# Is there a non-mathematical definition of the geometric mean?

I am aware that the geometric mean is often used with the lognormal distribution, because then it directly relates to the arithmetic mean with the normal distribution.

But I was trying to think of an intuitive defintion of the geometric mean.

For example, the median can be explained as "the data point such that half of the data points have higher values and the other half have lower values."

Is there a similar definition for the geometric mean?

• The mean is not what you described... – Don Thousand Jan 21 at 23:45
• @DonThousand the mean is harder to describe without a graph I think, but there is still an intuitive explanation because people understand the idea of averages – Jess Jan 21 at 23:47
• @Jess:sadly, I don't think many people do understand the idea of averages, but most of them pretend they do, so you can get away with explaining the arithmetic mean in terms of averages. As regards the geometric mean, I wish you well in your search for a good informal explanation. – Rob Arthan Jan 22 at 0:01
• Not sure if this will help, but there are some applications of the geometric mean listed on the Wikipedia page. – angryavian Jan 22 at 0:06
• @Crostul: that's interesting.
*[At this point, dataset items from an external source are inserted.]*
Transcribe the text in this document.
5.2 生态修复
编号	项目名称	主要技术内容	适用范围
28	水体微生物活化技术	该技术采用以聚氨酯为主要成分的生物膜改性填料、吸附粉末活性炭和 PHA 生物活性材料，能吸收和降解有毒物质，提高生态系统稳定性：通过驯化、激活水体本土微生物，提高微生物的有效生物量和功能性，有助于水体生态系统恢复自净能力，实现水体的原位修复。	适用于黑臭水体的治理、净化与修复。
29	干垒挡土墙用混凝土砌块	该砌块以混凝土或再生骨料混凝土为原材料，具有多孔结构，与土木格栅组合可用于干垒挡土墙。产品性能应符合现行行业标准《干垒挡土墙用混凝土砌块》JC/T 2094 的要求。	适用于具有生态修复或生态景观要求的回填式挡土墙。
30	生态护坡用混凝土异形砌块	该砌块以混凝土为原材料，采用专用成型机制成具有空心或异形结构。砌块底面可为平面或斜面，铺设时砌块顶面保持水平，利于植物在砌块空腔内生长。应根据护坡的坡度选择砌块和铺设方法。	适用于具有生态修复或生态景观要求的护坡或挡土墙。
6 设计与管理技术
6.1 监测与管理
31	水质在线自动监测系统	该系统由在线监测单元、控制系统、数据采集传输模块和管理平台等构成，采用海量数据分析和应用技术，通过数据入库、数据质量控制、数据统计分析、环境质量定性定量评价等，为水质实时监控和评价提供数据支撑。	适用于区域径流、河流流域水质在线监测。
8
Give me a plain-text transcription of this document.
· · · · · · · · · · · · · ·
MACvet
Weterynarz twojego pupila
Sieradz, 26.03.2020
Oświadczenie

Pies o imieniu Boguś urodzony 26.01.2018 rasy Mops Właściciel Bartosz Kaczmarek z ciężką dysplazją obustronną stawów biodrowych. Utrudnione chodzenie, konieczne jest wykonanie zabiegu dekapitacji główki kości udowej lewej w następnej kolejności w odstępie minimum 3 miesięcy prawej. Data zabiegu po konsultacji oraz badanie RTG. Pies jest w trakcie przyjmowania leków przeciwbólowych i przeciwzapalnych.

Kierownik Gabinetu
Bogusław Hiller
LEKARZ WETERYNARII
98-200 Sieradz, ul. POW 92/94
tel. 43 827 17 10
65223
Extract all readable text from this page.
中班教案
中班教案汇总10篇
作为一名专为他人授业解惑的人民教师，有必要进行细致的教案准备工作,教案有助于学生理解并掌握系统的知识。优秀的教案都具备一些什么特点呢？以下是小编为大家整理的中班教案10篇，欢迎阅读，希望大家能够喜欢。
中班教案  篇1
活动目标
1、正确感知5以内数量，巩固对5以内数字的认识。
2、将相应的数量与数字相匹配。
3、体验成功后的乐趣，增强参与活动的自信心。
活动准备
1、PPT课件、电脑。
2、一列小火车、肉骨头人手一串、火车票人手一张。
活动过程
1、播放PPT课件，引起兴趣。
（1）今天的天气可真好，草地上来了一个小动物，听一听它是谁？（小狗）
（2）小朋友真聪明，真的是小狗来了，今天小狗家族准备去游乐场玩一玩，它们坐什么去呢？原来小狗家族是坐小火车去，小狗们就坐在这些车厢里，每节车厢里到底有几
What was the context? – Rob Arthan Jan 22 at 0:27

The geometric mean of two nonnegative numbers $$a$$ and $$b$$ can be understood as the side length of a square with area equal to a rectangle with side lengths $$a$$ and $$b$$. For three numbers, it’s the side length of a cube with equal volume to a box with side lengths given by the three numbers, and so on.
A geometric mean (see Wikipedia) of values $$A$$ and $$B$$ is a value $$Q=\sqrt{A\cdot B}$$, such that a square with side $$Q$$ has an area equal to that of a rectangle $$A$$ by $$B$$.
For more variables, a geometric mean of values $$x_1, x_2, \ldots x_n$$ is $$\sqrt[n]{x_1\cdot x_2 \cdot \ldots \cdot x_n}$$ which is a length of the edge of an $$n$$–dimensional hypercube, which has the same (hyper)volume as a (hyper)cuboid with edges' lengths $$x_1, x_2, \ldots x_n$$.